On behalf of its 20,000 active supporters, including local communities, tribal organizations, citizens groups and businesses, Oil & Water Don’t Mix thanks U.S. Sen. Gary Peters for leading a field hearing Monday in Traverse City of the Senate Commerce, Science and Transportation Committee on the threat of Enbridge’s Line 5 to Michigan’s environment and economy.
The hearing focuses on whether Enbridge, the Coast Guard, and other federal agencies are prepared for a catastrophic oil spill in the Mackinac Straits if Line 5 ruptures. We already know the answer to that question: the only plan that guarantees Michigan and the Great Lakes will be protected from a worst-case Line 5 oil spill is the one that decommissions Line 5, stops the flow of oil through the Mackinac Straits and removes the threat. Any other plan is just oil under the bridge and up to $6.2 billion in damages to our Great Lakes coastline, economy and way of life.
Senator Gary Peters (photo: MLive)
On Monday Sen. Peters, committee staff and the public will be asked to take Enbridge’s word on Line 5 safety and to believe what federal regulators responsible for pipeline oversight have to say. Perhaps if the federal Pipeline Hazardous Safety Administration had adequate pipeline inspections and didn’t view its mission as primarily supporting the fossil fuel industry they would be a credible voice in the room. But the truth is that there is little accountability and fragmented, ineffective state and federal oversight when it comes to Line 5 and oil pipelines in general. In virtually every case the governmental response to Line 5—at both the state and federal levels—is to rely on Enbridge. In 2010 that had disastrous consequences for Michigan when Enbridge’s Line 6B spilled 1.2 million gallons of oil near Marshall.
Attend the hearing on Monday, August 20, 10:00 AM in Traverse City
For years, Enbridge has assured us that Line 5 is safe and not to worry about an oil spill. By now we all know that to be untrue. Enbridge lied about Line 5 safety when it knew that since 2003 numerous bottom support anchors were missing and failed to disclose it until 2017, nine months after a report documented that pipeline spans of up to 286 feet had no anchor support. How unsafe was Line 5? According to retired Dow engineer Ed Timm, from 1953 through 2003 the pipeline was “one peak current event” away from failure. Then in 2017, Enbridge claimed that missing protective coatings along the Straits pipeline were a mere “hypothetical” possibility, while at the same time a video in their possession showed areas of missing coatings.

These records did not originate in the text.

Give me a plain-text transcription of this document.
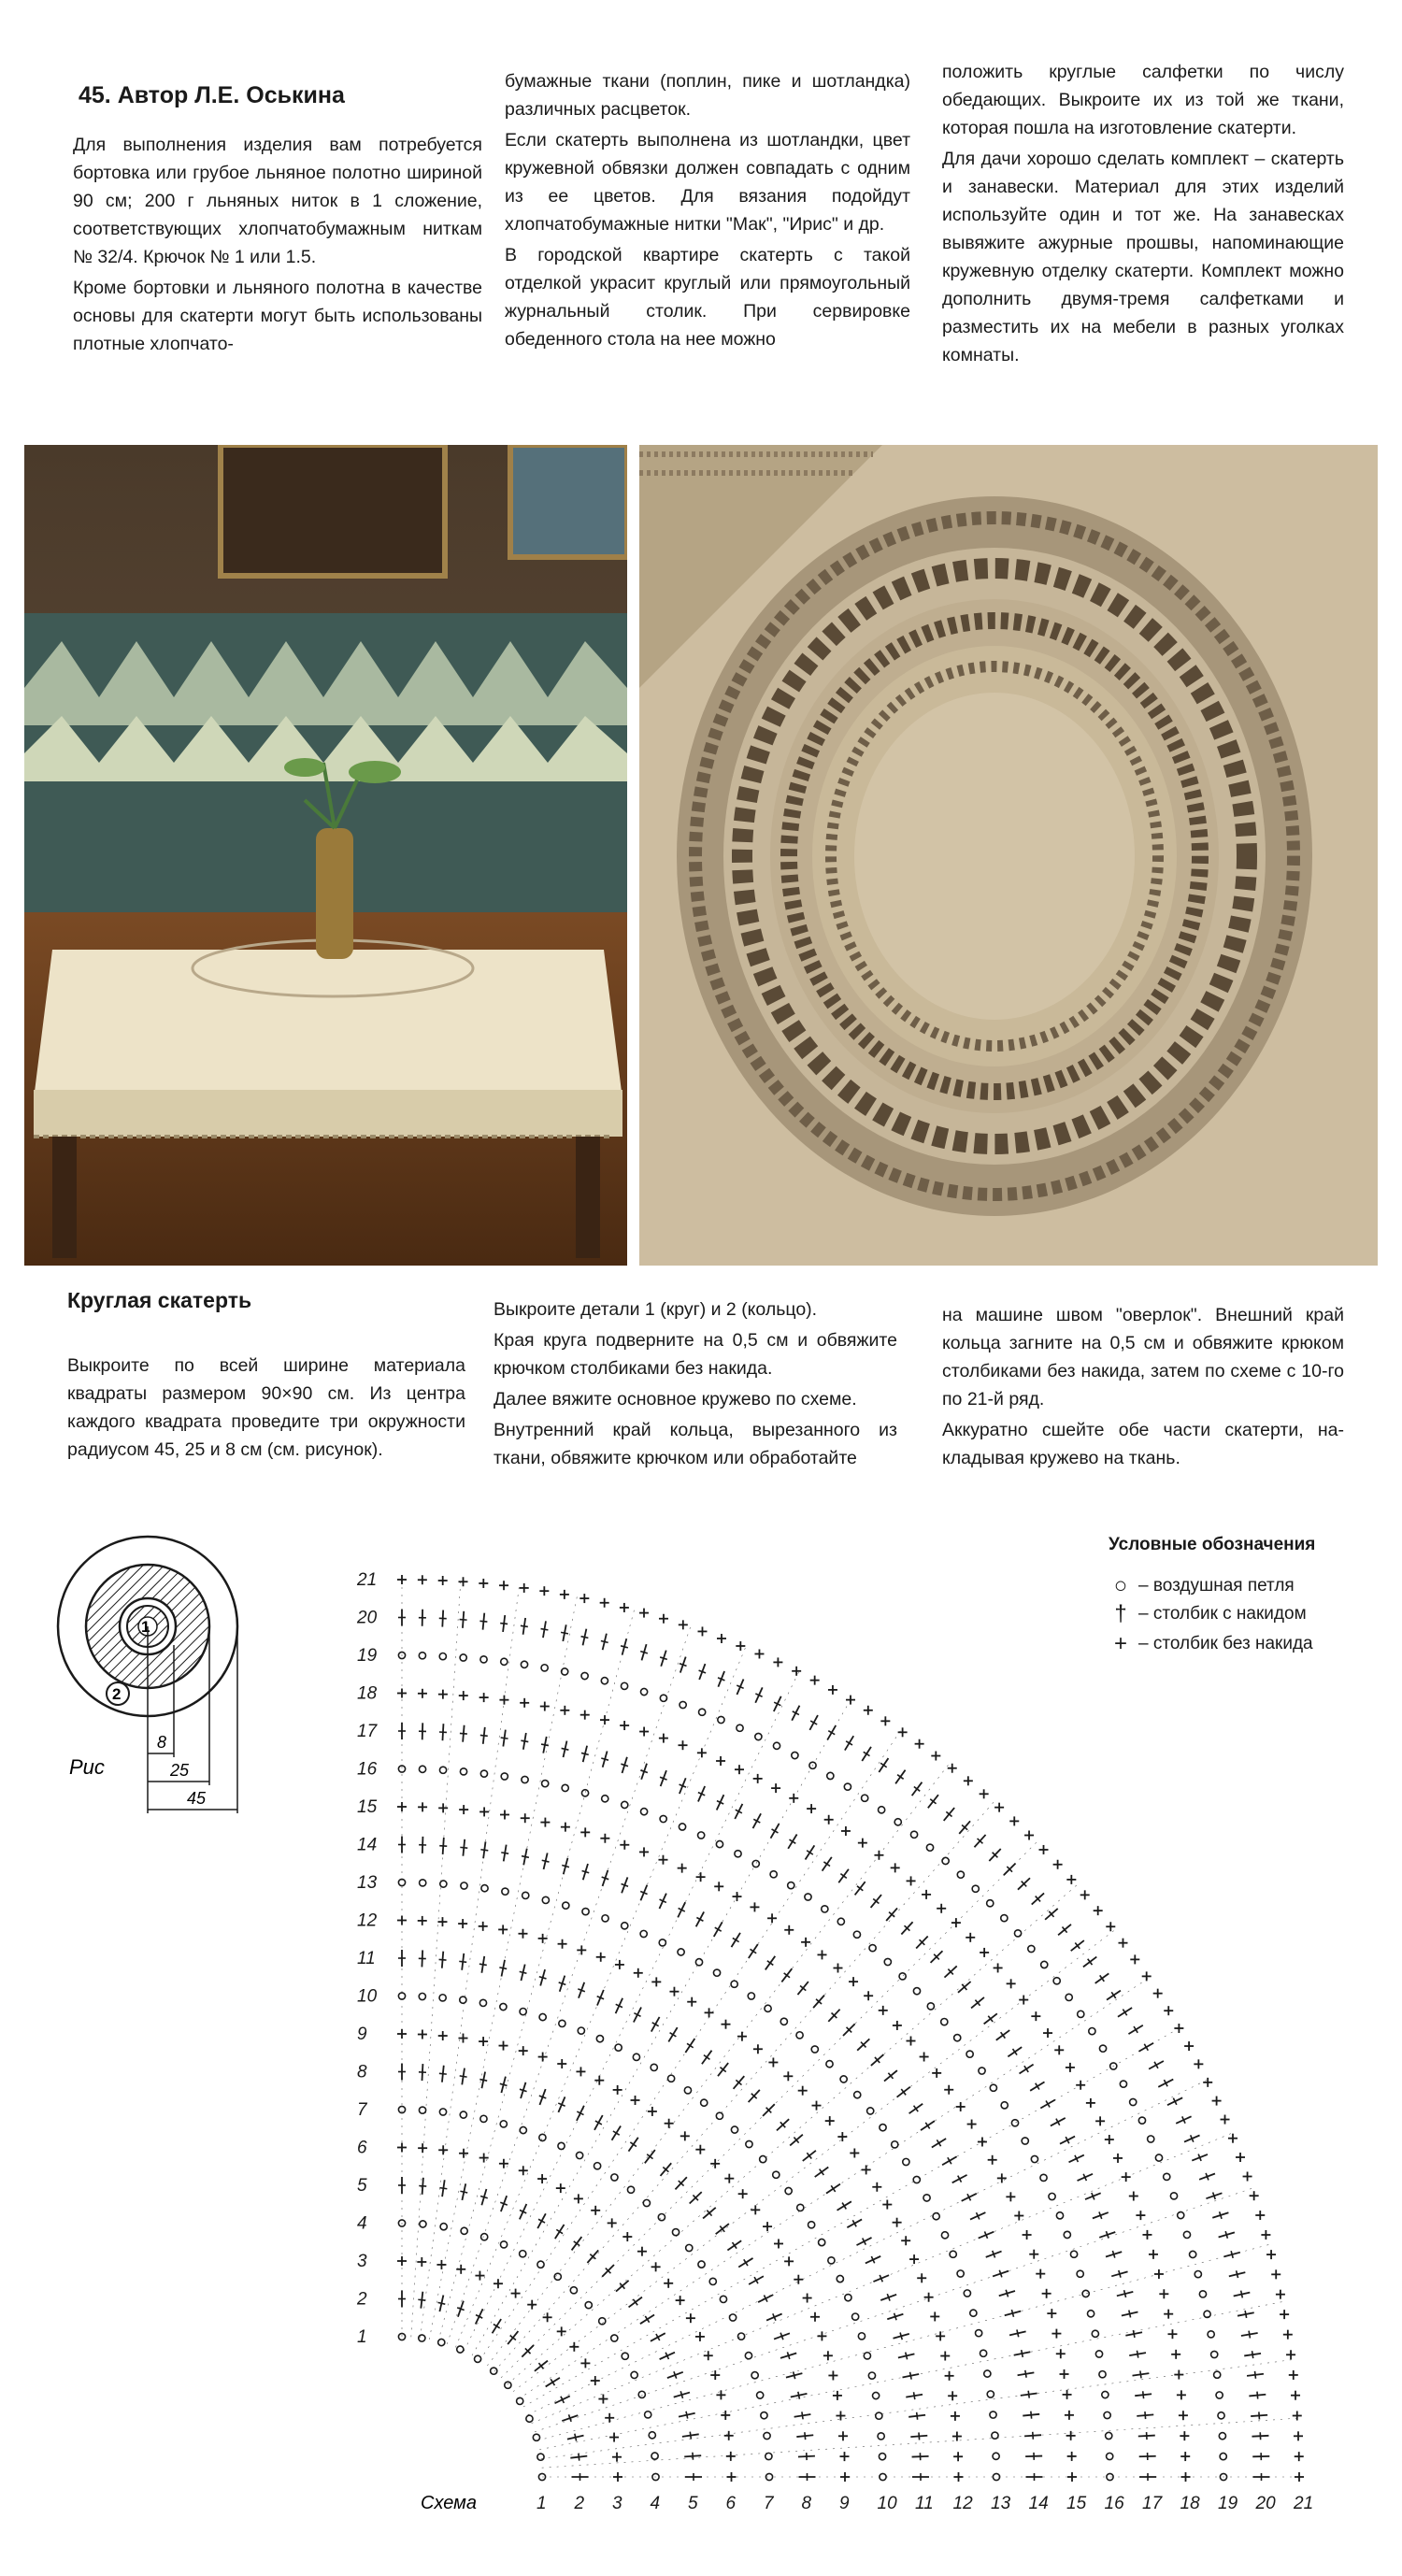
45. Автор Л.Е. Оськина

Для выполнения изделия вам потребуется бортовка или грубое льняное полотно шириной 90 см; 200 г льняных ниток в 1 сложение, соответствующих хлопчатобумажным ниткам № 32/4. Крючок № 1 или 1.5.

Кроме бортовки и льняного полотна в качестве основы для скатерти могут быть использованы плотные хлопчато-

бумажные ткани (поплин, пике и шотландка) различных расцветок.

Если скатерть выполнена из шотландки, цвет кружевной обвязки должен совпадать с одним из ее цветов. Для вязания подойдут хлопчатобумажные нитки "Мак", "Ирис" и др.

В городской квартире скатерть с такой отделкой украсит круглый или прямоугольный журнальный столик. При сервировке обеденного стола на нее можно

положить круглые салфетки по числу обедающих. Выкроите их из той же ткани, которая пошла на изготовление скатерти.

Для дачи хорошо сделать комплект – скатерть и занавески. Материал для этих изделий используйте один и тот же. На занавесках вывяжите ажурные прошвы, напоминающие кружевную отделку скатерти. Комплект можно дополнить двумя-тремя салфетками и разместить их на мебели в разных уголках комнаты.

Круглая скатерть

Выкроите по всей ширине материала квадраты размером 90×90 см. Из центра каждого квадрата проведите три окружности радиусом 45, 25 и 8 см (см. рисунок).

Выкроите детали 1 (круг) и 2 (кольцо).

Края круга подверните на 0,5 см и обвяжите крючком столбиками без накида.

Далее вяжите основное кружево по схеме.

Внутренний край кольца, вырезанного из ткани, обвяжите крючком или обработайте

на машине швом "оверлок". Внешний край кольца загните на 0,5 см и обвяжите крюком столбиками без накида, затем по схеме с 10-го по 21-й ряд.

Аккуратно сшейте обе части скатерти, накладывая кружево на ткань.

1
2
8
25
45
Рис
Условные обозначения
○ – воздушная петля
† – столбик с накидом
+ – столбик без накида
1
2
3
4
5
6
7
8
9
10
11
12
13
14
15
16
17
18
19
20
21
1 2 3 4 5 6 7 8 9 10 11 12 13 14 15 16 17 18 19 20 21
Схема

After 29 oil spills along its 645-mile route from Superior, WI, through Michigan, false claims about its condition and an overall track record in Michigan that includes $177 million in civil penalties, $1.3 billion in damages and more than 2.3 million gallons of spilled oil, Enbridge’s soothing words about Line 5 can’t be trusted.
"For years, Enbridge has assured us that Line 5 is safe and not to worry about an oil spill. By now we all know that to be untrue." - David Holtz, Oil & Water Don't Mix campaign
As recently as this past April, Enbridge’s claims about Line 5 pipeline safety were put to the test when an anchor was deployed in the Mackinac Straits, denting Line 5. Was there an immediate response and damage assessment triggered by an acoustical warning device that sent first responders into action? No. It was three weeks before underwater vehicles could safely navigate the turbulent Straits to put eyes on the damage. Unsafe conditions are a fact of life in the Mackinac Straits. It’s what can cause a ship to deploy an anchor in an emergency and it’s what can prevent anything like a rapid response to a pipeline rupture. The Mackinac Straits—the Great Lakes—is no place for dangerous oil pipelines. Yet while other reliable alternatives exist, Michigan’s governor and attorney general can only come up with a solution that leaves Line 5 in the Mackinac Straits and the Great Lakes and Michigan in danger.
The testimony Senator Peters and everyone should most focus on Monday is not what Enbridge says or any bland, dispassionate assurances from government officials, but what our eyes see and our minds know: every day Line 5 is in the Mackinac Straits is a day when Michigan’s future can be drowned in a sea of oil. The only safe and reliable response to Line 5 is to shut it down.